The Macedonian parliament on Wednesday, opened the final debate on constitutional changes to change the country’s name in line with an agreement with Greece.
The debate is also to open the door for the nation a member of NATO and the start of EU accession talks.
The debate would end with a vote in which a two-third majority among the 120 lawmakers needs to back amendments renaming what is now the Republic of Macedonia to the Republic of Northern Macedonia.
Already, there were two votes in the process, the first requiring a two-third majority to launch the procedure in October and the second, with a simple majority requirement, determining the text of the amendments in December.
Report says a successful vote is the final step for Skopje to end a long-running diplomatic dispute with Greece over the name Macedonia.
Social Democratic Prime Minister, Zoran Zaev and his leftist Greek counterpart, Alexis Tsipras agreed in June that, Macedonia would add the geographic qualifier to its name.

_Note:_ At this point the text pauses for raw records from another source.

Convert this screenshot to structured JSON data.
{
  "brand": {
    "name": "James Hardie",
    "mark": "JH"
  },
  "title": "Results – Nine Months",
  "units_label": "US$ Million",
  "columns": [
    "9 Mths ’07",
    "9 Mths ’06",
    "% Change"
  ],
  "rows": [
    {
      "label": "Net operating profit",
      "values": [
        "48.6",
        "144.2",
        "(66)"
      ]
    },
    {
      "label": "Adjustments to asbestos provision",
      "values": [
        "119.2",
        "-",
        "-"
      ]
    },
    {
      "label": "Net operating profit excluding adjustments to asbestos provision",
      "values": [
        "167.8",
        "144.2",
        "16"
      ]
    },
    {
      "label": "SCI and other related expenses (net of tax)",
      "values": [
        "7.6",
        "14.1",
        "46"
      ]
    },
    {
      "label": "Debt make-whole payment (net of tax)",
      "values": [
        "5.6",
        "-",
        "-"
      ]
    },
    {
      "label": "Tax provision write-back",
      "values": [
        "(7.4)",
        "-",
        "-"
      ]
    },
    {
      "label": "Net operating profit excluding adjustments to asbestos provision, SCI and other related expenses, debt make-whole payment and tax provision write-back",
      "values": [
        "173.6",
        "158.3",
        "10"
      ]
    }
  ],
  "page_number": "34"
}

Athens claims the name Macedonia and its historic legacy for its ancient northern province.
Accusing Skopje of trying to steal the name, the history, and of territorial aspirations, Greece has been blocking its northern neighbour from international organisations since it emerged from the former Yugoslavia in 1991.
Both Messrs Zaev and Tsipras faced loud opposition to the deal.
In Skopje, protests against the name change, which nationalists on both sides of the border branded as capitulation, have been scheduled for Wednesday.
The vote is due to be held not later than January 15.
After Mr Zaev does his part, Mr Tsipras is to push its ratification through the Greek parliament.